In large part it’s because parents are reluctant to believe that the range of “normal” behavior or physicality in children extents over such a broad landscape.  That it includes children reading at either two or ten, the really pretty and well, the pretty.  It includes late-talkers and early bloomers, emotionally strong and the emotional.  In short that children aren’t identical hothouse roses but instead a bouquet of variegated wildflowers.

And in the age of science many parents cannot stop themselves from measuring their child against others.  Or out of ignorance against benchmarks thought up by academics or parenting “experts” whose personal standard of success (if we look), is how well their one thirty something darling is doing in drug rehab this time around.

Measuring also gets encouragement from “professionals” in state departments of education who make a career telling parents what skills their children should have at one age or another.  And from innumerable “studies” which purport to define normal behavior and skill levels by age and sex.  Studies which only serve to equip the army of paid child-care “professionals” with the tools necessary to bludgeon credulous parents into obtaining “treatment” for their child in any area in which they may not assess as well as their peers.  Anger management, sleep deprivation, hyperactivity, over eating, undereating, self-esteem, feelings of loss from divorce, dyslexia, depression, delayed learning, any number of fears whether morbid or otherwise.  A “treatment” for every human condition imaginable except a “treatment” for too much “treatment” (although I may be wrong in this.)
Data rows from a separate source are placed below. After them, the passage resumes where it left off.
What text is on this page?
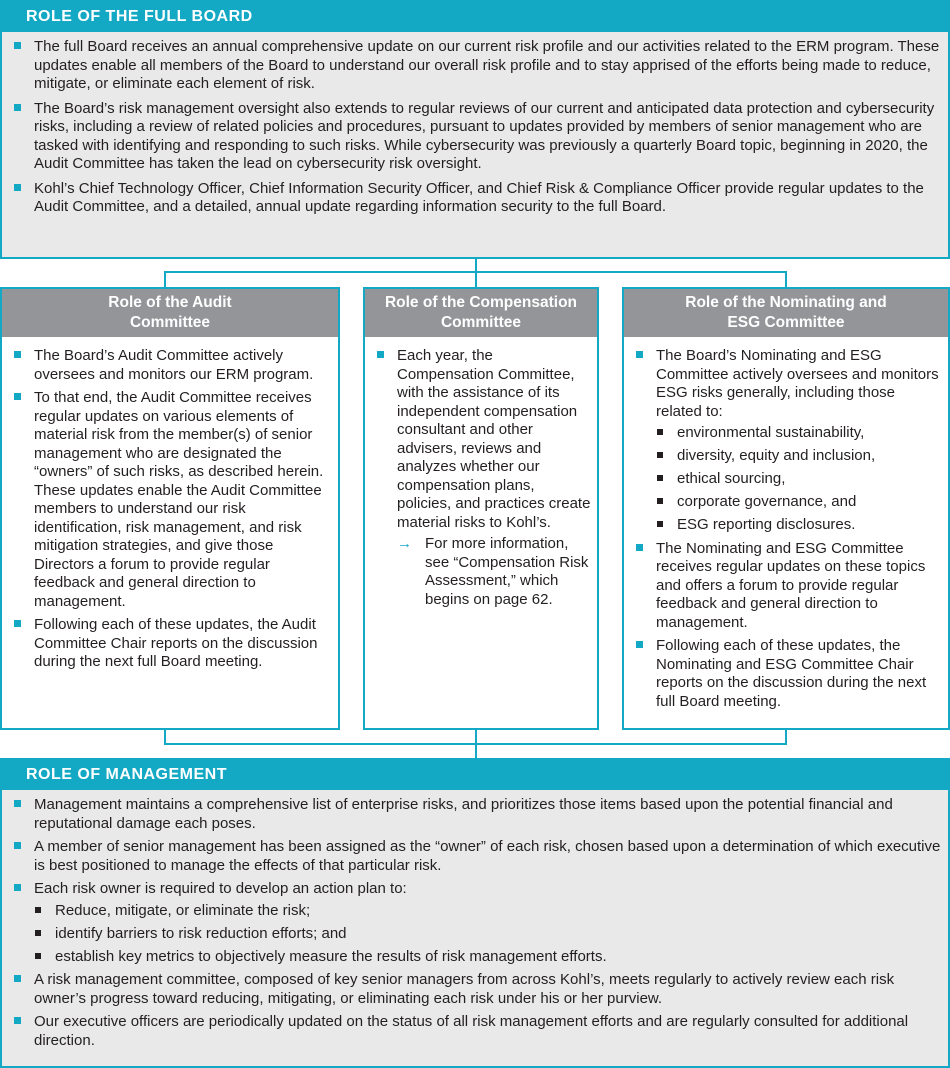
ROLE OF THE FULL BOARD
The full Board receives an annual comprehensive update on our current risk profile and our activities related to the ERM program. These updates enable all members of the Board to understand our overall risk profile and to stay apprised of the efforts being made to reduce, mitigate, or eliminate each element of risk.
The Board’s risk management oversight also extends to regular reviews of our current and anticipated data protection and cybersecurity risks, including a review of related policies and procedures, pursuant to updates provided by members of senior management who are tasked with identifying and responding to such risks. While cybersecurity was previously a quarterly Board topic, beginning in 2020, the Audit Committee has taken the lead on cybersecurity risk oversight.
Kohl’s Chief Technology Officer, Chief Information Security Officer, and Chief Risk & Compliance Officer provide regular updates to the Audit Committee, and a detailed, annual update regarding information security to the full Board.
Role of the Audit
Committee
The Board’s Audit Committee actively oversees and monitors our ERM program.
To that end, the Audit Committee receives regular updates on various elements of material risk from the member(s) of senior management who are designated the “owners” of such risks, as described herein. These updates enable the Audit Committee members to understand our risk identification, risk management, and risk mitigation strategies, and give those Directors a forum to provide regular feedback and general direction to management.
Following each of these updates, the Audit Committee Chair reports on the discussion during the next full Board meeting.
Role of the Compensation
Committee
Each year, the Compensation Committee, with the assistance of its independent compensation consultant and other advisers, reviews and analyzes whether our compensation plans, policies, and practices create material risks to Kohl’s.
→ For more information, see “Compensation Risk Assessment,” which begins on page 62.
Role of the Nominating and
ESG Committee
The Board’s Nominating and ESG Committee actively oversees and monitors ESG risks generally, including those related to:
environmental sustainability,
diversity, equity and inclusion,
ethical sourcing,
corporate governance, and
ESG reporting disclosures.
The Nominating and ESG Committee receives regular updates on these topics and offers a forum to provide regular feedback and general direction to management.
Following each of these updates, the Nominating and ESG Committee Chair reports on the discussion during the next full Board meeting.
ROLE OF MANAGEMENT
Management maintains a comprehensive list of enterprise risks, and prioritizes those items based upon the potential financial and reputational damage each poses.
A member of senior management has been assigned as the “owner” of each risk, chosen based upon a determination of which executive is best positioned to manage the effects of that particular risk.
Each risk owner is required to develop an action plan to:
Reduce, mitigate, or eliminate the risk;
identify barriers to risk reduction efforts; and
establish key metrics to objectively measure the results of risk management efforts.
A risk management committee, composed of key senior managers from across Kohl’s, meets regularly to actively review each risk owner’s progress toward reducing, mitigating, or eliminating each risk under his or her purview.
Our executive officers are periodically updated on the status of all risk management efforts and are regularly consulted for additional direction.
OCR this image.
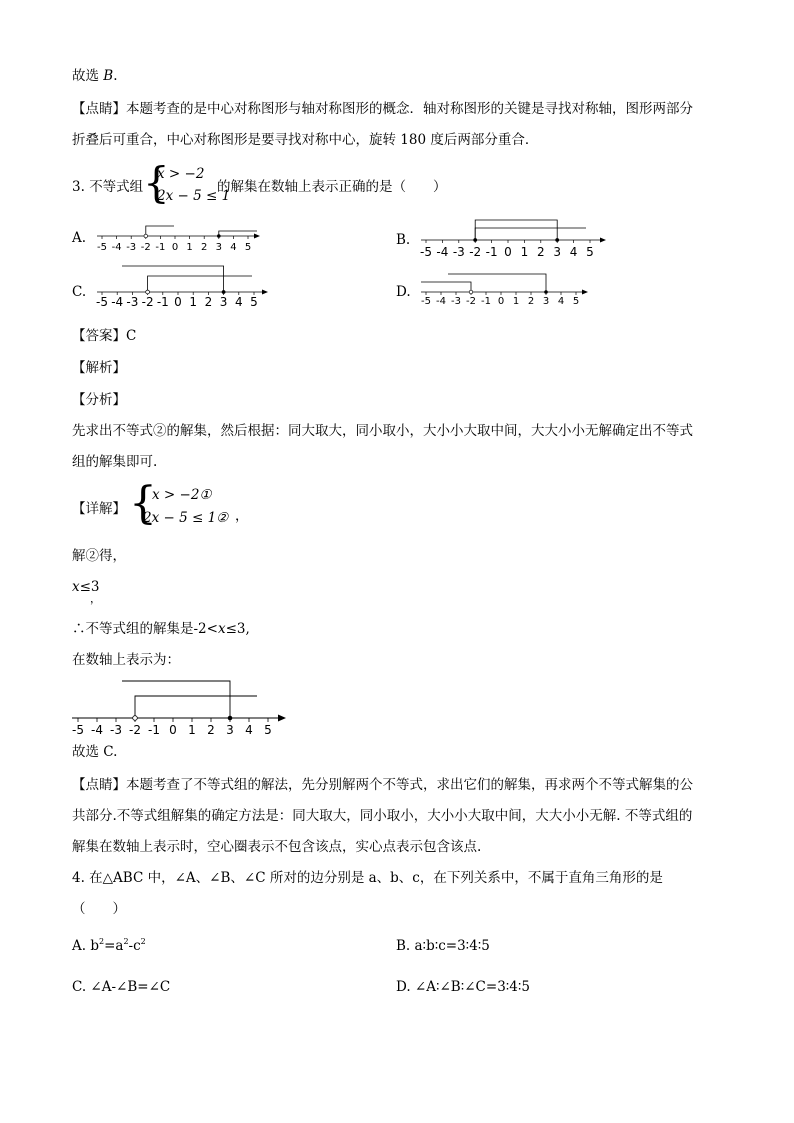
故选 B.
【点睛】本题考查的是中心对称图形与轴对称图形的概念．轴对称图形的关键是寻找对称轴，图形两部分
折叠后可重合，中心对称图形是要寻找对称中心，旋转 180 度后两部分重合．
3. 不等式组 {
x > −2
2x − 5 ≤ 1
的解集在数轴上表示正确的是（　　）
A.
-5 -4 -3 -2 -1 0 1 2 3 4 5	B.
-5 -4 -3 -2 -1 0 1 2 3 4 5
C.
-5 -4 -3 -2 -1 0 1 2 3 4 5
D.
-5 -4 -3 -2 -1 0 1 2 3 4 5
【答案】C
【解析】
【分析】
先求出不等式②的解集，然后根据：同大取大，同小取小，大小小大取中间，大大小小无解确定出不等式
组的解集即可.
【详解】 {
x > −2①
2x − 5 ≤ 1② ，
解②得，
x≤3
，
∴不等式组的解集是-2<x≤3,
在数轴上表示为：
-5 -4 -3 -2 -1 0 1 2 3 4 5
故选 C.
【点睛】本题考查了不等式组的解法，先分别解两个不等式，求出它们的解集，再求两个不等式解集的公
共部分.不等式组解集的确定方法是：同大取大，同小取小，大小小大取中间，大大小小无解. 不等式组的
解集在数轴上表示时，空心圈表示不包含该点，实心点表示包含该点.
4. 在△ABC 中，∠A、∠B、∠C 所对的边分别是 a、b、c，在下列关系中，不属于直角三角形的是
（　　）
A. $b^2=a^2-c^2$	B. a∶b∶c=3∶4∶5
C. ∠A-∠B=∠C	D. ∠A∶∠B∶∠C=3∶4∶5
Moreover most of these “treatments” tend to sucker parents in because they’re so well dressed up in medical or scientific jargon they sound like science.
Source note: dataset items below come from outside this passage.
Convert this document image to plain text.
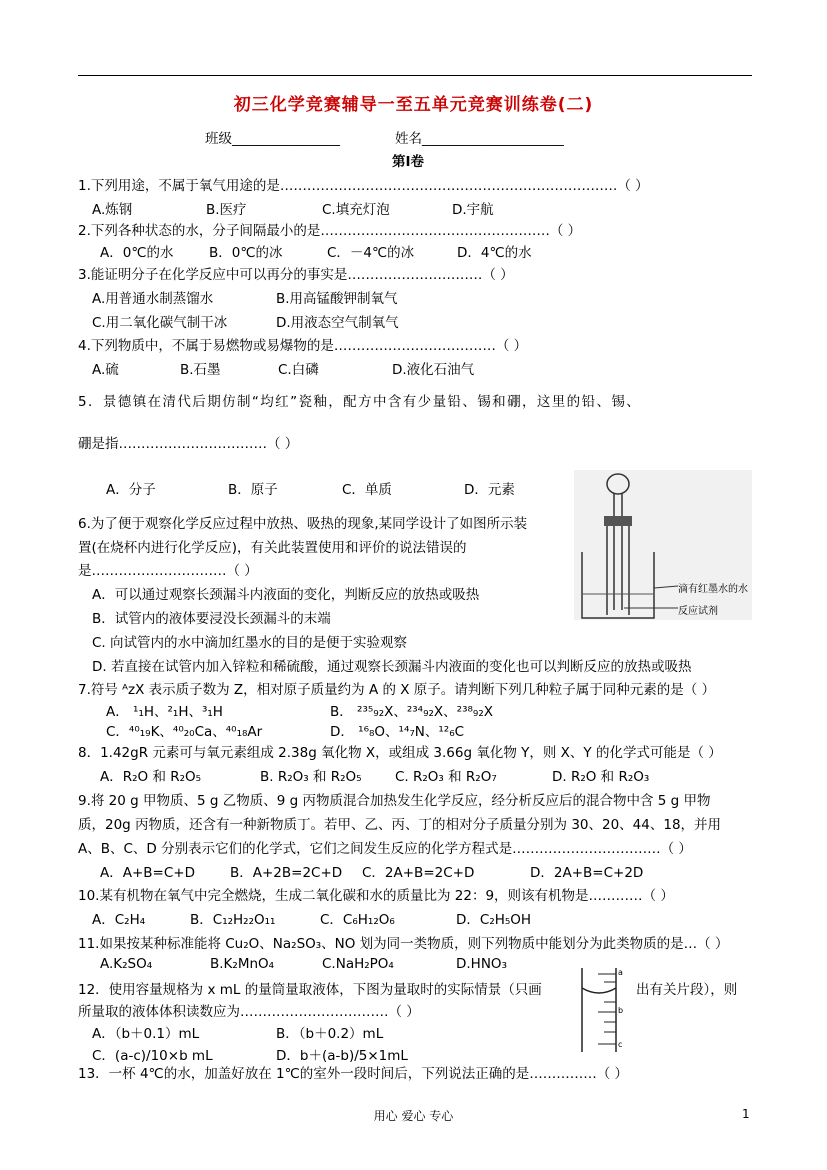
初三化学竞赛辅导一至五单元竞赛训练卷(二)
班级________________	姓名_____________________
第Ⅰ卷
1.下列用途，不属于氧气用途的是…………………………………………………………………（ ）
A.炼钢	B.医疗	C.填充灯泡	D.宇航
2.下列各种状态的水，分子间隔最小的是……………………………………………（ ）
A．0℃的水	B．0℃的冰	C．－4℃的冰	D．4℃的水
3.能证明分子在化学反应中可以再分的事实是…………………………（ ）
A.用普通水制蒸馏水	B.用高锰酸钾制氧气
C.用二氧化碳气制干冰	D.用液态空气制氧气
4.下列物质中，不属于易燃物或易爆物的是………………………………（ ）
A.硫	B.石墨	C.白磷	D.液化石油气
5．景德镇在清代后期仿制“均红”瓷釉，配方中含有少量铅、锡和硼，这里的铅、锡、
硼是指……………………………（ ）
A．分子	B．原子	C．单质	D．元素
6.为了便于观察化学反应过程中放热、吸热的现象,某同学设计了如图所示装
置(在烧杯内进行化学反应)，有关此装置使用和评价的说法错误的
是…………………………（ ）
A．可以通过观察长颈漏斗内液面的变化，判断反应的放热或吸热
B．试管内的液体要浸没长颈漏斗的末端
C. 向试管内的水中滴加红墨水的目的是便于实验观察
D. 若直接在试管内加入锌粒和稀硫酸，通过观察长颈漏斗内液面的变化也可以判断反应的放热或吸热
滴有红墨水的水
反应试剂
7.符号 ᴬzX 表示质子数为 Z，相对原子质量约为 A 的 X 原子。请判断下列几种粒子属于同种元素的是（ ）
A． ¹₁H、²₁H、³₁H	B． ²³⁵₉₂X、²³⁴₉₂X、²³⁸₉₂X
C．⁴⁰₁₉K、⁴⁰₂₀Ca、⁴⁰₁₈Ar	D． ¹⁶₈O、¹⁴₇N、¹²₆C
8．1.42gR 元素可与氧元素组成 2.38g 氧化物 X，或组成 3.66g 氧化物 Y，则 X、Y 的化学式可能是（ ）
A．R₂O 和 R₂O₅	B. R₂O₃ 和 R₂O₅ C. R₂O₃ 和 R₂O₇	D. R₂O 和 R₂O₃
9.将 20 g 甲物质、5 g 乙物质、9 g 丙物质混合加热发生化学反应，经分析反应后的混合物中含 5 g 甲物
质，20g 丙物质，还含有一种新物质丁。若甲、乙、丙、丁的相对分子质量分别为 30、20、44、18，并用
A、B、C、D 分别表示它们的化学式，它们之间发生反应的化学方程式是……………………………（ ）
A．A+B=C+D	B．A+2B=2C+D C．2A+B=2C+D	D．2A+B=C+2D
10.某有机物在氧气中完全燃烧，生成二氧化碳和水的质量比为 22：9，则该有机物是…………（ ）
A．C₂H₄	B．C₁₂H₂₂O₁₁	C．C₆H₁₂O₆	D．C₂H₅OH
11.如果按某种标准能将 Cu₂O、Na₂SO₃、NO 划为同一类物质，则下列物质中能划分为此类物质的是…（ ）
A.K₂SO₄	B.K₂MnO₄	C.NaH₂PO₄	D.HNO₃
12．使用容量规格为 x mL 的量筒量取液体，下图为量取时的实际情景（只画	出有关片段），则
所量取的液体体积读数应为……………………………（ ）
A．（b＋0.1）mL	B．（b＋0.2）mL
C．(a-c)/10×b mL	D．b＋(a-b)/5×1mL
a
b
c
13．一杯 4℃的水，加盖好放在 1℃的室外一段时间后，下列说法正确的是……………（ ）
用心 爱心 专心	1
But of course they’re not.  Get your child diagnosed with the medical condition known as Whooping Cough (Pertussis) and scientifically developed antibiotics will kill the bacteria but if they’re diagnosed with the mental disorder called Asperger’s Syndrome (difficulty in social situations) your encouraged to raise your awareness about the condition (whatever that means) and then adopt various “strategies for success”, not a cure but “strategies.”

Or sometimes there’s the pill.  But again with no scientific basis either in diagnosis or treatment.  Indeed with ADD or ADHD (which many authorities argue are invented disorders) what you get typically is public school teachers successfully goading parents into allowing their child to be drugged in order to make managing a classroom easier. With the end result a society which seems to accept the fact that millions of its children have to be sedated in order to behave normally.

And how insane is that?

So instead my recommendation for parents unsure of how to deal with their child is to read I Know How The Heather Looks by Joan Bodger.  Or perhaps Gwen Raverat’s Memoirs (A Cambridge Childhood).  Read my book too.  Read something!

Anything with another point of view about the type of intervention the typical child requires in their life.  So that maybe, much more confidently, and certainly in more joy, they can go with the Teddy Bear instead.